Netflix, Inc. (NASDAQ:NFLX) has been in a downward spiral since its 2011 all-time high of almost $300 a share. A recent upswing, which has helped push the stock up 60% over the last three months, comes from activist investor Carl Icahn. Icahn announced a 10% stake in the video streaming company a few months ago, and investors have been expecting a range of bullish scenarios since. Most are now hoping for more efficient operations or a possible sale of the company to a synergistic buyer, such as Amazon or Microsoft. Billionaire Eddie Lampert also followed Icahn’s lead by adding Netflix to his portfolio during 3Q (check out Eddie Lampert’s latest picks).
The concerns for the company, besides increased competition, are continued losses in international markets. Pressured earnings continue to be a result of high expansion costs, which are mostly related to marketing and content acquisition. Now, new streaming content should be a long-term positive for Netflix, as it continues to push its churn rate down, while also attracting new subscribers. Netflix moved into Canada in 2010 and pushed its total footprint in Latin America to over forty countries, with recent expansion including Norway, Denmark, Finland and Sweden.
Netflix’s recent quarterly results showed that its subscriber base was up dramatically. As of 3Q, Netflix boasted 31.8 million unique subscribers, up from 25 million year over year. International subscriber addition also continued, up to 4.3 million from 1.5 million one year earlier – nearly threefold. The video streaming company was able to boost its paid-to-total subscriber base from 67% in 3Q 2011 to 86% last quarter in the international segment. We believe that international operations will continue to be a drain on earnings in the interim, but this will be the driving force behind Netflix’s 20%+ long-term EPS growth rate, which is expected by the majority of sell-side analysts.

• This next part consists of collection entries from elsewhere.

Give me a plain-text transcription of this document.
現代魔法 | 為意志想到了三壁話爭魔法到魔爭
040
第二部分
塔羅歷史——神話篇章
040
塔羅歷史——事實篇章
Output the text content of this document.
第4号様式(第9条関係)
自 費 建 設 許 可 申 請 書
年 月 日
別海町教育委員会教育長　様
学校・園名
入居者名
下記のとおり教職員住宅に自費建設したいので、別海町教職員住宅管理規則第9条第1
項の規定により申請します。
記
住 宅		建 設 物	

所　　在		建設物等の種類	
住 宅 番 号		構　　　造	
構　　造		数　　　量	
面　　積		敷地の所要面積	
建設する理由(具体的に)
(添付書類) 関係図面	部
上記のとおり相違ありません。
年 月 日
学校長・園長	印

The valuation on Netflix may also cause concern for some investors, trading with a forward P/E of 220x. Netflix trades at only 1.5x sales, though, compared to other high-growth tech stock Amazon (2.0x). The video streaming company also enjoys impressive margins, with a 70% gross margin, compared to Amazon’s 25%, and satellite companies like Dish Network and DirecTV, which are both near 40%. Assuming investors can overlook the interim uncertainty of Netflix’s cost structure due to its efforts overseas, Netflix should be afforded the luxury of trading in line with Amazon on a top line basis. Based on this fiscal year’s sales estimates, shares of NFLX should easily trade at $130 per share, far above its current stock price of $95.
Coinstar, Inc. (NASDAQ:CSTR) competes with Netflix through its RedBox segment. The retail service provider does trade on the cheap side at 10x forward earnings, and has solid growth potential with its possible expansion into online streaming. If executed effectively, this will be a key driver in helping Coinstar meet its expected 5-year earnings growth rate of 17%. We do remain skeptical that Coinstar will be able to fend off rising stars – Hulu and Verizon’s streaming service – as easily as Netflix, though. Other investors appear to share similar sentiment, as Coinstar has a whopping 38% short interest. Although Coinstar does have its issues it still attracts billionaire investors, including Ken Griffin and Jim Simons (see Jim Simons’ top picks).